API and hosted alternatives
For users who cannot run V4-Flash locally, the model is accessible through the official DeepSeek API at api.deepseek.com using the OpenAI-compatible format with deepseek-v4-flash or deepseek-v4-pro as the model identifier. The chat interface at chat.deepseek.com exposes V4-Flash as Instant Mode and V4-Pro as Expert Mode.
vLLM has shipped support for the hybrid attention architecture, making it the recommended path for organizations with multi-GPU servers that want to self-host without going through GGUF conversion. The full safetensors weights deploy cleanly through vLLM's tensor parallelism with --tensor-parallel-size.
How to verify your GGUF is working correctly
A correctly loaded V4-Flash GGUF should pass three quick checks. First, a non-think coding prompt like "write a Python function that reverses a string in place" should produce clean code with no trailing garbage or repeated tokens.

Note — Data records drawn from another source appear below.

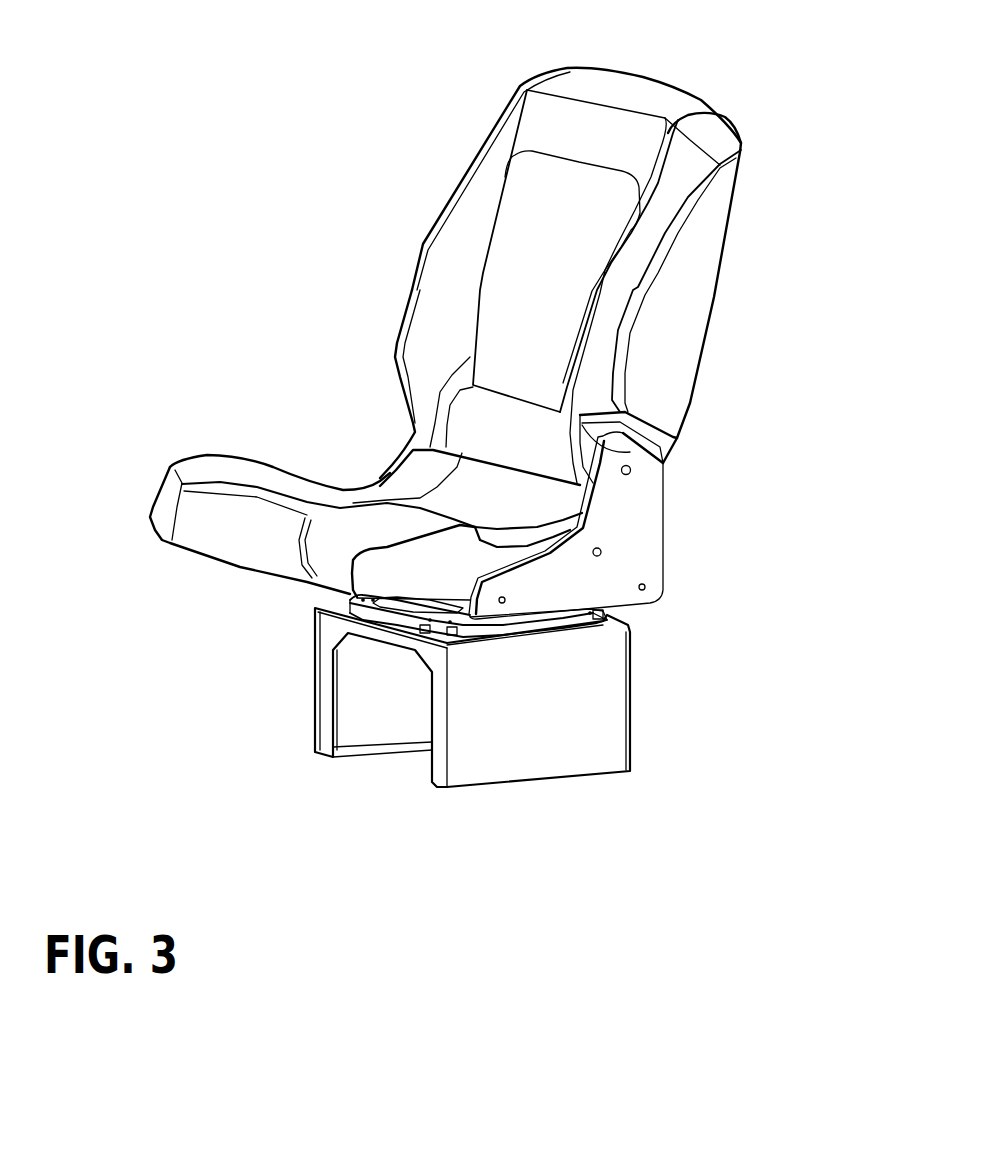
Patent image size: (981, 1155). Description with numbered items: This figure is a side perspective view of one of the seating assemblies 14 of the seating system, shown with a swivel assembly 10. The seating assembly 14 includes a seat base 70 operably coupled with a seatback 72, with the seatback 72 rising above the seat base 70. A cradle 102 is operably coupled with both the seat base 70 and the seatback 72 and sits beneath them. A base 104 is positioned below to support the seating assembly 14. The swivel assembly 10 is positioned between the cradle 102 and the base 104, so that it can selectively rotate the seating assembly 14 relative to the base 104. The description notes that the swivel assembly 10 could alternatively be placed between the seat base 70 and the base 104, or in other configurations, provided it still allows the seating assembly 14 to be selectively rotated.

The seating assembly 14 is at (438, 97).
The seatback 72 is at (653, 100).
The seat base 70 is at (195, 537).
The cradle 102 is at (622, 597).
The swivel assembly 10 is at (552, 629).
The base 104 is at (337, 627).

Second, a Think High math prompt should emit a <think> block followed by a </think> closer and a final answer. Third, a long-context retrieval test at 32K+ should return content from the prompt's start, not just the tail.
If any of these fail, the most common cause is prompt formatting rather than the GGUF itself. Reload with the official encoding script in front of your inference endpoint before assuming the quantization is broken.
The path forward for V4 GGUF on local hardware is narrow but real. V4-Flash at Q4_K_M is the sweet spot, V4-Pro remains a server-class model, and aggressive sub-Q4 quantization is a dead end given the FP4-trained experts. Treat the 170 GB Flash footprint as a floor rather than a target you can shrink past.